When I was a child, I lived alongside a low set wooden block of units in Sydney. I remember waking to them disintegrating during a blazing fire.... completely burnt to the ground!
I also have my homestay space under my living area, and by law, I have wired-in smoke detectors in some areas, the other ones are merely battery operated. But they are everywhere! I also have carbon monoxide detectors where car fumes can accumulate from vehicles idling nearby.
But even though I understand your concerns about not needing them in your setting/ homestay, @Gillian19 is absolutely on the money. It is modern life that will kill us. The toxic gases and fumes from soft furnishings such as curtains and blinds, furniture, lacquers, paints etc will starve us from oxygen, then kill us before the flames generally would reach us.
A small scenario: Two years ago, I was working in one end of the house and could hear an alarm through the closed door. Questioning myself whether it was one of ours, I opened the hall door and it was indeed in my space! I rushed down the hall and opened the study to find the room full of revolting smelling smoke. I ran back to the cupboard in the hall and grabbed the fire extinguisher. On my return, I realised I couldn’t see any 🔥 flames. What had happened was the computer was giving off the smoking muck. Later after opening it, my husband found that some of the wires had melted. Had I not been alerted, and also switched off the electricity to isolate the smouldering computer innards, I could have had an electrical fire. So smoke detectors/alarms have their place in protecting us!
What many people don’t realise is that a fire doubles its size every 30 seconds!
Now that’s fast! So any early warning system to wake, to get up and to move, before lungs and brain shut down, is a necessity in my world.
A smoke detector would have detected this so a carbon monoxide detector in this instance is superfluous, unless you have an open fire or gas-fuelled hot water system or heaters.
@Rachel@Cathie19@Gillian19@Branka & Silvia1 Thanks for responses, all. But most of you missed my point. It's the way this is displayed on my listing that I take objection to. If you don't offer kitchen priviledges or a private bathroom, how would you like it if that was under the visible amenities on your listing (as opposed to clicking on "see more") with a big bold black line across it?
And why would one have a carbon monoxide detector if there is no possible source of carbon monoxide in the house? It would be like requiring you to have a baby gates, baby-proof cupboard latches, and baby-proof covers on all your electrical outlets, when your place is adults only, and displaying that prominently on your listing with a big black line across them.
@Sarah977 I agree, it's annoying and stupid, but what else is new?
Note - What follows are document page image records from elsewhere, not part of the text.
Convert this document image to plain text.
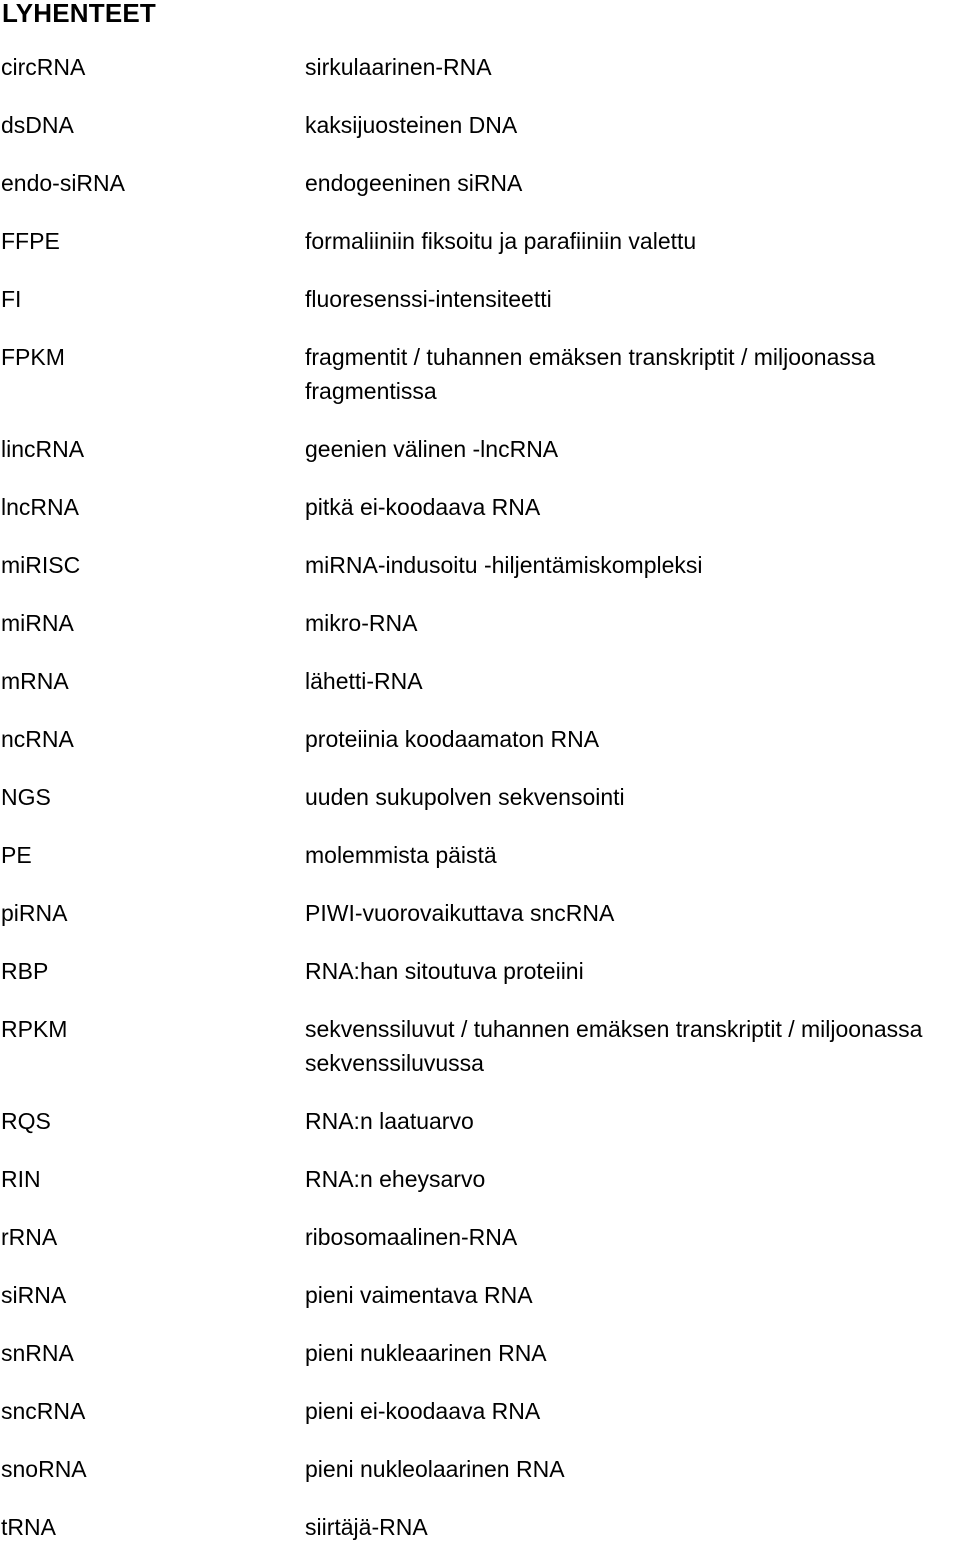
LYHENTEET
circRNA	sirkulaarinen-RNA
dsDNA	kaksijuosteinen DNA
endo-siRNA	endogeeninen siRNA
FFPE	formaliiniin fiksoitu ja parafiiniin valettu
FI	fluoresenssi-intensiteetti
FPKM	fragmentit / tuhannen emäksen transkriptit / miljoonassa fragmentissa
lincRNA	geenien välinen -lncRNA
lncRNA	pitkä ei-koodaava RNA
miRISC	miRNA-indusoitu -hiljentämiskompleksi
miRNA	mikro-RNA
mRNA	lähetti-RNA
ncRNA	proteiinia koodaamaton RNA
NGS	uuden sukupolven sekvensointi
PE	molemmista päistä
piRNA	PIWI-vuorovaikuttava sncRNA
RBP	RNA:han sitoutuva proteiini
RPKM	sekvenssiluvut / tuhannen emäksen transkriptit / miljoonassa sekvenssiluvussa
RQS	RNA:n laatuarvo
RIN	RNA:n eheysarvo
rRNA	ribosomaalinen-RNA
siRNA	pieni vaimentava RNA
snRNA	pieni nukleaarinen RNA
sncRNA	pieni ei-koodaava RNA
snoRNA	pieni nukleolaarinen RNA
tRNA	siirtäjä-RNA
We have one, and we also ordered one of the free ones from airbnb, I guess they are paranoid about it because of that family who I think died as a result of unknown carbon monixide at an airbnb last year. Or, it could simply be more of the mountain of evidence that they do not have their priorities straight.
@Mark116 Yes, I believe it was a family staying in Cancun. In a condo unit, no doubt air-conditioned, all the windows closed and probably the water heater or something that could produce carbon monoxide located inside the unit.
Hardly something to have a knee-jerk reaction to and assume that all hosts need to have a CM detector, even if is non-applicable to their listing. If some kid tripped and fell down the stairs at an airbnb, sustaining serious injury or death, would they then dictate all airbnbs have to be ground floor units only with no stairs?
@Sarah977 I am mandated by law to have a co detector even though there is no source for it. But true the way Airbnb present it is disturbing, especially given Airbnb does nothing about being proactive in the "lack" field for a hosts benefit. I would like a big black line, even a neon blinking light, right at the top of my listing to highlight: no elevator; no hi-tech coffee machine; no concierge service; no daily maid service; etc.